14 de diciembre de 2015

Dead Metrics

Scholarly metrics come, but some never go - even when they should. Here are three examples of dead metrics, scholarly metrics that are still around yet infrequently used and of little or no practical value to researchers or librarians.

Meaningless metric.
1. The SCImago Journal Rank (SJR)

When was the last time you looked at a journal’s SJR ranking or made a decision based on it? Never? Me either. While this metric was designed with the best of intentions and the latest bibliometric knowledge, it has never caught on.

Predatory and low-quality open-access journals included in SJR love to display the little box the service automatically generates using a supplied link. They exploit this metric and others to make themselves look more legitimate than they really are and to attract manuscripts, which they quickly accept and invoice the authors for.

2. The Eigenfactor

The Eigenfactor is a perfectly over-engineered metric, so perfect that it surpasses any practical use by everyday researchers and librarians. I think it’s a metric chiefly used just by bibliometricians (and mainly just to get publications). I know of no academic library that utilizes this metric.

An interpretation of the Eigenfactor logo.
Journals frequently report their Impact Factors on their websites and in their promotional materials, but have you ever seen a journal report its Eigenfactor? I have not.

The Eigenfactor is a theoretical metric that has never found a practical purpose or an audience. It is floundering.

3. The Web of Science h-index

Have you ever used Web of Science to calculate your h-index? If you did, you’re one of the very few, and you probably noticed that it took a lot of clicks to get to the datum, the process was unintuitive, and the value was lower than expected - much lower than the value Google Scholar calculates for the same metric.

For example, Web of Science calculates my h-index as 4. Google Scholar calculates my h-index as 14. When two companies calculate and supply the same metric, naturally most will report the higher of the two.

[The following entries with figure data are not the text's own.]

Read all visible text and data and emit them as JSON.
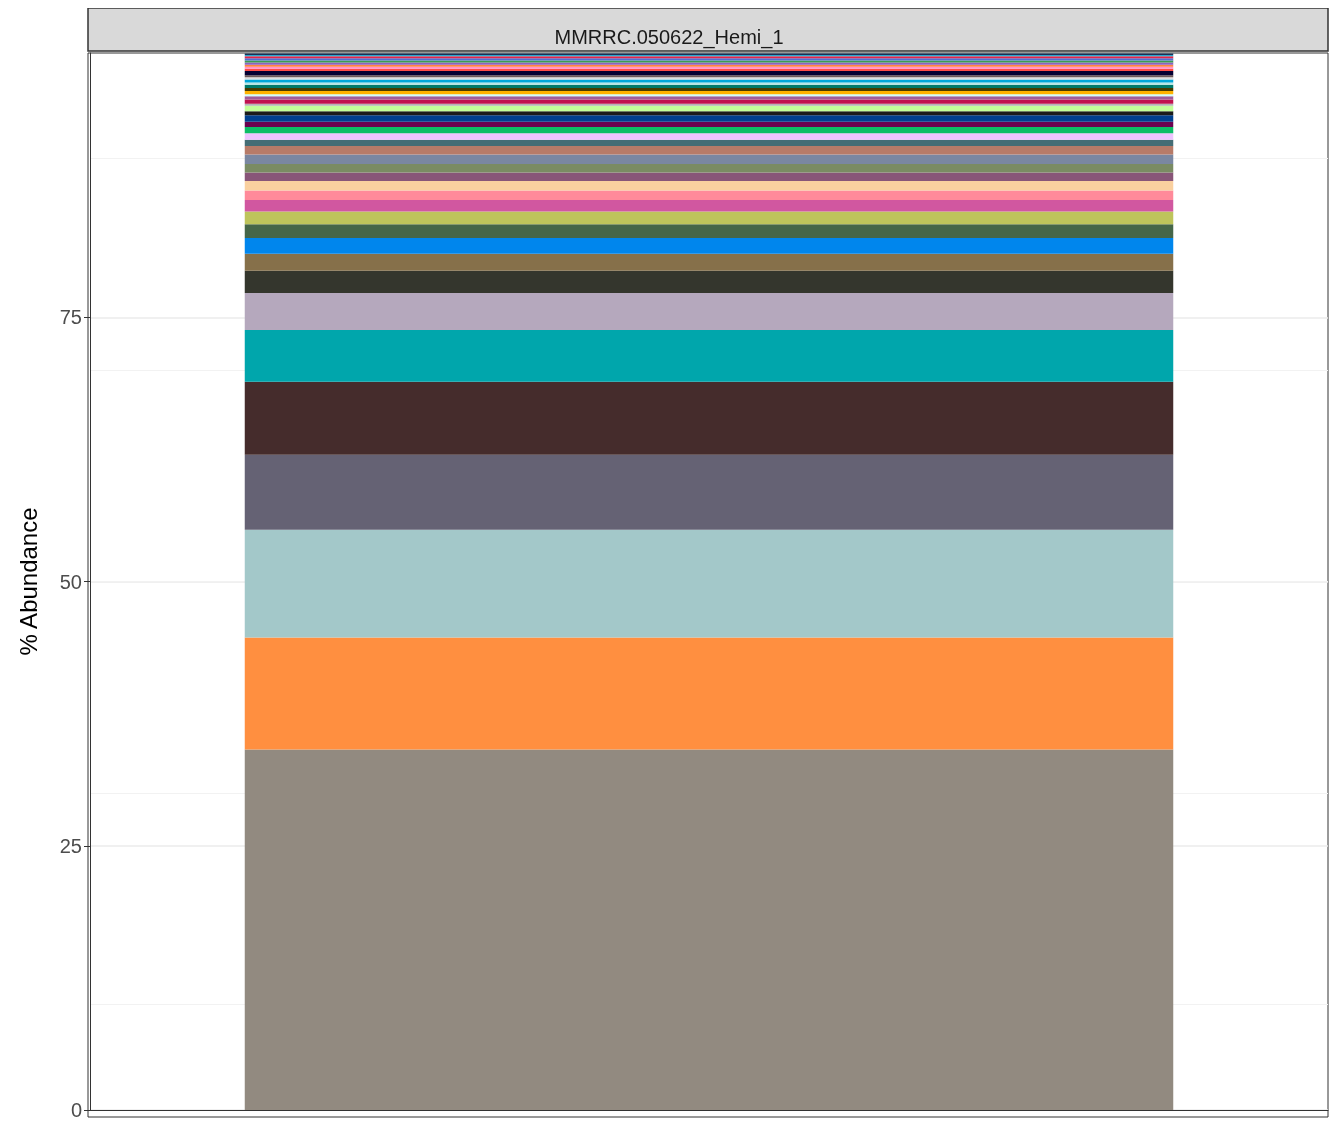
{
  "chart_data": {
    "type": "bar",
    "title": "MMRRC.050622_Hemi_1",
    "ylabel": "% Abundance",
    "categories": [
      null
    ],
    "stacked": true,
    "ylim": [
      0,
      100
    ],
    "yticks": [
      0,
      25,
      50,
      75
    ],
    "grid": true,
    "series": [
      {
        "color": "#928a80",
        "values": [
          34.1
        ]
      },
      {
        "color": "#ff8f40",
        "values": [
          10.6
        ]
      },
      {
        "color": "#a3c8c9",
        "values": [
          10.2
        ]
      },
      {
        "color": "#656274",
        "values": [
          7.1
        ]
      },
      {
        "color": "#452c2c",
        "values": [
          6.9
        ]
      },
      {
        "color": "#00a6ac",
        "values": [
          4.9
        ]
      },
      {
        "color": "#b5a8bd",
        "values": [
          3.5
        ]
      },
      {
        "color": "#34362d",
        "values": [
          2.1
        ]
      },
      {
        "color": "#86704a",
        "values": [
          1.6
        ]
      },
      {
        "color": "#0086ed",
        "values": [
          1.5
        ]
      },
      {
        "color": "#456648",
        "values": [
          1.3
        ]
      },
      {
        "color": "#bec45b",
        "values": [
          1.2
        ]
      },
      {
        "color": "#d157a0",
        "values": [
          1.1
        ]
      },
      {
        "color": "#ff8a9a",
        "values": [
          0.9
        ]
      },
      {
        "color": "#fad09f",
        "values": [
          0.9
        ]
      },
      {
        "color": "#885578",
        "values": [
          0.8
        ]
      },
      {
        "color": "#7a8b63",
        "values": [
          0.8
        ]
      },
      {
        "color": "#7a87a1",
        "values": [
          0.9
        ]
      },
      {
        "color": "#b77b68",
        "values": [
          0.8
        ]
      },
      {
        "color": "#456d75",
        "values": [
          0.6
        ]
      },
      {
        "color": "#eec3ff",
        "values": [
          0.6
        ]
      },
      {
        "color": "#0cbd66",
        "values": [
          0.6
        ]
      },
      {
        "color": "#6b004f",
        "values": [
          0.5
        ]
      },
      {
        "color": "#003f8f",
        "values": [
          0.6
        ]
      },
      {
        "color": "#1b1b1b",
        "values": [
          0.4
        ]
      },
      {
        "color": "#c2ff99",
        "values": [
          0.5
        ]
      },
      {
        "color": "#b4b4b4",
        "values": [
          0.2
        ]
      },
      {
        "color": "#c0134f",
        "values": [
          0.4
        ]
      },
      {
        "color": "#a05c9c",
        "values": [
          0.3
        ]
      },
      {
        "color": "#d0fffc",
        "values": [
          0.2
        ]
      },
      {
        "color": "#ffb200",
        "values": [
          0.3
        ]
      },
      {
        "color": "#4a3b00",
        "values": [
          0.3
        ]
      },
      {
        "color": "#007a6b",
        "values": [
          0.3
        ]
      },
      {
        "color": "#b7e6e6",
        "values": [
          0.2
        ]
      },
      {
        "color": "#00a6d9",
        "values": [
          0.3
        ]
      },
      {
        "color": "#e0e0e0",
        "values": [
          0.2
        ]
      },
      {
        "color": "#6f5a5a",
        "values": [
          0.2
        ]
      },
      {
        "color": "#060032",
        "values": [
          0.4
        ]
      },
      {
        "color": "#ff4a46",
        "values": [
          0.2
        ]
      },
      {
        "color": "#ff90c9",
        "values": [
          0.2
        ]
      },
      {
        "color": "#ff8040",
        "values": [
          0.2
        ]
      },
      {
        "color": "#8a62c0",
        "values": [
          0.2
        ]
      },
      {
        "color": "#3b9b52",
        "values": [
          0.2
        ]
      },
      {
        "color": "#4f70d4",
        "values": [
          0.2
        ]
      },
      {
        "color": "#e3274a",
        "values": [
          0.2
        ]
      },
      {
        "color": "#29a8d0",
        "values": [
          0.1
        ]
      },
      {
        "color": "#1c2e54",
        "values": [
          0.1
        ]
      },
      {
        "color": "#556677",
        "values": [
          0.1
        ]
      }
    ]
  }
}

This is because Google Scholar is much less selective than Web of Science, so it records more citations, making its h-index calculation - which based on the number of papers published and citations to them - significantly higher than Web of Science’s.
Lots of clicking for a lower value.


(Also, will citation data from Thomson Reuters’ new Emerging Sources Citation Index be used to calculate researchers’ h-indexes? If so, then everyone can expect his or her Thomson Reuters h-index to go up.)

Discussion and Conclusion

Some metrics, including some of those described here, were not created to fill a need but rather to compete with the Impact Factor. In doing so, they created complex metrics, like the Eigenfactor, that betray the simplicity of the Impact Factor and function essentially as the scholarly metrics version of a Rube Goldberg machine.

Based on my experience serving on tenure committees, the only metrics I have seen reported in candidates’ dossiers have been:
  1. The Impact Factor.
  2. The raw number of citations their publications had received, drawn either from Google Scholar, or calculated manually, using various databases.
In their dossiers, I observed that tenure candidates would list their publications, and following each reference, they appended the journal’s Impact Factor.

For raw citations, they usually stated the total number of citations as a single figure, something like “According to Google Scholar, my articles have been cited 250 times.”

[I do understand and have documented that Google Scholar is easily gamed.]

I acknowledge the weaknesses of the Impact Factor, and there are even a few journals on my lists that have legitimate Impact Factors, so it’s clearly not a measure of quality in all or even most cases.

But at least the Impact Factor is a living metric, understood by most, bearing a practical, demonstrated, and enduring value. It’s not a dead metric.